By Robert W. Winslow | Go to book overview

5 The ecology of crime

Patterns of Crime Variation in City Areas
The first systematic and sustained effort to investigate the regularities in the variation of crime within a large city in the United States started in Chicago in 1921. 1 This analysis of the delinquency areas of Chicago by Clifford Shaw and his associates set off a wave of studies in other cities and a spirited debate about the interpretation of the findings, which is still being fed by new studies using different techniques, different measures, and competing theories.This development has been greatly aided by the growth and increasing sophistication of the field of human ecology which involves the study of the relationship of human individuals and groups to their physical, social, and cultural environment by geographers, demographers, and other social scientists. 2 The National Commission on Law Observance and Enforcement published the second major ecological study of the Institute of Juvenile Research in Chicago in 1931. 3 This study was of particular significance since it demonstrated that the characteristic patterns for delinquency rates in Chicago could also be found in Philadelphia, Richmond, Cleveland, Birmingham, Denver, and Seattle.Three of their major findings about the distribution of delinquency rates have been repeatedly borne out in subsequent studies, subject only to local and usually accountable variations:
1. Juvenile delinquents are not distributed uniformly over the City of Chicago but tend to be concentrated in areas adjacent to the central business district and to heavy industrial areas.

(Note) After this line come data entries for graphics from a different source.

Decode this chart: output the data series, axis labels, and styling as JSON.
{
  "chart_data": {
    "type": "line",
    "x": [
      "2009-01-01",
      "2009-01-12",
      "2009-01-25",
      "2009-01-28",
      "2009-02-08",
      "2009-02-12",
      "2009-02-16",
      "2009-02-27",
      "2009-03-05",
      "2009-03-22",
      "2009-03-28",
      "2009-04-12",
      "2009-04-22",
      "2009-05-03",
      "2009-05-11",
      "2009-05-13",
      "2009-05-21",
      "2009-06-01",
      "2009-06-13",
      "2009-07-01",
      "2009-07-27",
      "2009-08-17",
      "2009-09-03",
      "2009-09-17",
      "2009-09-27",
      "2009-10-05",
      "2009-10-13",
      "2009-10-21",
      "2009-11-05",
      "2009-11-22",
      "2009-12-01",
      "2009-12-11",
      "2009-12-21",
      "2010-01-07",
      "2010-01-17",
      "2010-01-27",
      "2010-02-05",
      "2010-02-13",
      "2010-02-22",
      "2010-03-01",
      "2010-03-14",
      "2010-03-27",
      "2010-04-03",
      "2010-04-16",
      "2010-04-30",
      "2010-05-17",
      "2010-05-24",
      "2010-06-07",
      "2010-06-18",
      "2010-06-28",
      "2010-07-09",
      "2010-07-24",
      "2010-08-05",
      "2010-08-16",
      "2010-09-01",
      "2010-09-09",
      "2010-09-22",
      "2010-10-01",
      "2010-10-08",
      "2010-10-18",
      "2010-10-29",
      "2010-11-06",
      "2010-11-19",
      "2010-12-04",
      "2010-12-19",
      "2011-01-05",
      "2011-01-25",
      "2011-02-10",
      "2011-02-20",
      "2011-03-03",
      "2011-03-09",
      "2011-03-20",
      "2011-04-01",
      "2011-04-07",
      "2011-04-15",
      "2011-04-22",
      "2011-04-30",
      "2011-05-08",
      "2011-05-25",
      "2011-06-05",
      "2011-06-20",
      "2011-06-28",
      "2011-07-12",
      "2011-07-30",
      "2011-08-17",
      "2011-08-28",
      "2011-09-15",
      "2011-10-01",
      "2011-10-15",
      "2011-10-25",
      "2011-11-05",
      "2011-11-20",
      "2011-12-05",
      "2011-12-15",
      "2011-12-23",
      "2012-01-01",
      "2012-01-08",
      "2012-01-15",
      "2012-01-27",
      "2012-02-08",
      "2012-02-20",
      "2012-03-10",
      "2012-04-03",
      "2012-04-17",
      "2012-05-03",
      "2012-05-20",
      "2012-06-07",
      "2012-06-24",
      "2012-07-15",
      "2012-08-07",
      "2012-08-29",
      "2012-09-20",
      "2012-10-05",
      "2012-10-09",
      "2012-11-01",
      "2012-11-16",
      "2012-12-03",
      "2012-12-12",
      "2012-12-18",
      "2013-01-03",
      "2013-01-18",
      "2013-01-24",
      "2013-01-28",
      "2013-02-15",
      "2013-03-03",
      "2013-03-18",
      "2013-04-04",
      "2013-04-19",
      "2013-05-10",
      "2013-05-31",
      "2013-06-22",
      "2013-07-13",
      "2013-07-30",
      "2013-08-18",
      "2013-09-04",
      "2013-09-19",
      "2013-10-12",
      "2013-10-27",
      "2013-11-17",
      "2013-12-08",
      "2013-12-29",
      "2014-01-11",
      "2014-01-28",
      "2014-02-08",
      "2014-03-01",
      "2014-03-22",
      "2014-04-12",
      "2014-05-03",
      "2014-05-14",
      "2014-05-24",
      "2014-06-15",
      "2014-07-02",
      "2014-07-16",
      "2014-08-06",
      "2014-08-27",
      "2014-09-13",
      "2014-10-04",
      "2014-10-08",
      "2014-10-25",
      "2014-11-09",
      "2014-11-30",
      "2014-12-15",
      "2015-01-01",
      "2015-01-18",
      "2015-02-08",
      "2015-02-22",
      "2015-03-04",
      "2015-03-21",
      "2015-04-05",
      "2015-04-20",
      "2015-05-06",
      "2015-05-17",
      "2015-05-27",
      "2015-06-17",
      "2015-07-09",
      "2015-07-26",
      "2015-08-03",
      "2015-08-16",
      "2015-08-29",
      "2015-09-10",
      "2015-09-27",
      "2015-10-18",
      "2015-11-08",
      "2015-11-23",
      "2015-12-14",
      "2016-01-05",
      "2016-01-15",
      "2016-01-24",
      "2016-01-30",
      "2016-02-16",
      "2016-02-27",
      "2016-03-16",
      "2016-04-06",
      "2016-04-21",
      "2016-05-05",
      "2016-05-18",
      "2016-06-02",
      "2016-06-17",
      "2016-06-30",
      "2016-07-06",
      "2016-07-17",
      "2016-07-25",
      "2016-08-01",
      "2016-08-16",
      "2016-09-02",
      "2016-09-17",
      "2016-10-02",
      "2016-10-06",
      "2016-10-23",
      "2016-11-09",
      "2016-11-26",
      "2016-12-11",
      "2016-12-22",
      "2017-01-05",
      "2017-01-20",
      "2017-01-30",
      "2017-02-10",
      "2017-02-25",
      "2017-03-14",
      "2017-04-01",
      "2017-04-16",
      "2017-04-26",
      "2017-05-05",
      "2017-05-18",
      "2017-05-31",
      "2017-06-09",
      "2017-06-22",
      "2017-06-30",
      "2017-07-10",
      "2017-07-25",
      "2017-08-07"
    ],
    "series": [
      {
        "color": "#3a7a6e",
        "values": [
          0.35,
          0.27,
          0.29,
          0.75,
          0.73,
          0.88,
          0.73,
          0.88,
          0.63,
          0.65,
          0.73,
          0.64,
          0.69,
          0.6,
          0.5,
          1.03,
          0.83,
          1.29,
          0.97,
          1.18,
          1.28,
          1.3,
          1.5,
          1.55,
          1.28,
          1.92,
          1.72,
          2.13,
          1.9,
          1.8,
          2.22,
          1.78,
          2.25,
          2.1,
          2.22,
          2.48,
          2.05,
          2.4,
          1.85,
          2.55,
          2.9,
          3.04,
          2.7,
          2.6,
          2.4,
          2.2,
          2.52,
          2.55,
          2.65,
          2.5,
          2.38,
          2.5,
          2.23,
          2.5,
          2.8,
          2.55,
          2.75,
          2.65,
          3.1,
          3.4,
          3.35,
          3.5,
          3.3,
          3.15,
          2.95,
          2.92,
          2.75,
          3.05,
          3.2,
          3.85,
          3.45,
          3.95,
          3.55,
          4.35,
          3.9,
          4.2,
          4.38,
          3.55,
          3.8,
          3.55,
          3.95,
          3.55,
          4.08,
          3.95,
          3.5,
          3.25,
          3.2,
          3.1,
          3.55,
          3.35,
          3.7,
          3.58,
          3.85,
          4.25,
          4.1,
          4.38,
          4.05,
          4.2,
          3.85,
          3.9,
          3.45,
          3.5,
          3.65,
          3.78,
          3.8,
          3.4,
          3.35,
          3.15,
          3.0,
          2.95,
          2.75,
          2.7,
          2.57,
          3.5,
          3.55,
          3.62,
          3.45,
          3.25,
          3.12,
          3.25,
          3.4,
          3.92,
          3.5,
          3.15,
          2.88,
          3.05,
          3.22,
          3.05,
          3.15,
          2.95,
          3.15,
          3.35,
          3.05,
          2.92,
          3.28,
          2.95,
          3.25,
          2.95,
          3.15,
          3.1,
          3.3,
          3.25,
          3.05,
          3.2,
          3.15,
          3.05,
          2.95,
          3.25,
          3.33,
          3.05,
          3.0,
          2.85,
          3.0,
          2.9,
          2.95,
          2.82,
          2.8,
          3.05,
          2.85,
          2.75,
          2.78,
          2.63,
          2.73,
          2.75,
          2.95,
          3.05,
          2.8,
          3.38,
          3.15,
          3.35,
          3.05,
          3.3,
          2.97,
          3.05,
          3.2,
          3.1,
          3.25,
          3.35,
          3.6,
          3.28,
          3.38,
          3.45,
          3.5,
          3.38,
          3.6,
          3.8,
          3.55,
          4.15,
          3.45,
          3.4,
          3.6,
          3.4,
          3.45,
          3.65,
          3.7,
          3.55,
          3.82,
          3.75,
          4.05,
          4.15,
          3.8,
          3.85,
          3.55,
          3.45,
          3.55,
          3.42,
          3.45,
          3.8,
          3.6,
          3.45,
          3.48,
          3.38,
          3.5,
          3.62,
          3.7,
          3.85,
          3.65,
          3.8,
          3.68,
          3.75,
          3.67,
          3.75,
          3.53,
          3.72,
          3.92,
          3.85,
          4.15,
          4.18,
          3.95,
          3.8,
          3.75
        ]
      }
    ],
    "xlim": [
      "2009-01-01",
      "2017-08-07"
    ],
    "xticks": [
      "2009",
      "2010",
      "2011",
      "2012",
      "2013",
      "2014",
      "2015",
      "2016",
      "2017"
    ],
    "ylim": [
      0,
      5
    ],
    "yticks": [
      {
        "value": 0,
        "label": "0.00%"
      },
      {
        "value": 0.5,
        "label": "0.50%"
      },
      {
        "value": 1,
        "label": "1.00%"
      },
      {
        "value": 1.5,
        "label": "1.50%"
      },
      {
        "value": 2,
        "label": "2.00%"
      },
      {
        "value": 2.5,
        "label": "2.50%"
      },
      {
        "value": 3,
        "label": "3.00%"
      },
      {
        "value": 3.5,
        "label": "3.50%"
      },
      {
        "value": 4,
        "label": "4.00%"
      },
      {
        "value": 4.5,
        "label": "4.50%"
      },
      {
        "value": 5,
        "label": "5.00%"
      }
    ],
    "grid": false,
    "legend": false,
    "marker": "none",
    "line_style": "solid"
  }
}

2. There are wide variations in the rates of delinquents between areas in Chicago.
____________________
1
Clifford R. Shaw, Delinquency Areas ( Chicago: The University of Chicago Press, 1929), p. ix.
2
Amos H. Hawley, Human Ecology ( New York: The Ronald Press, 1950).
3
Clifford R. Shaw and Henry D. McKay, Social Factors in Juvenile Delinquency, Report on the Causes of Crime ( Washington: National Commission on Law Observance and Enforcement, 1931), pp. 2, 13.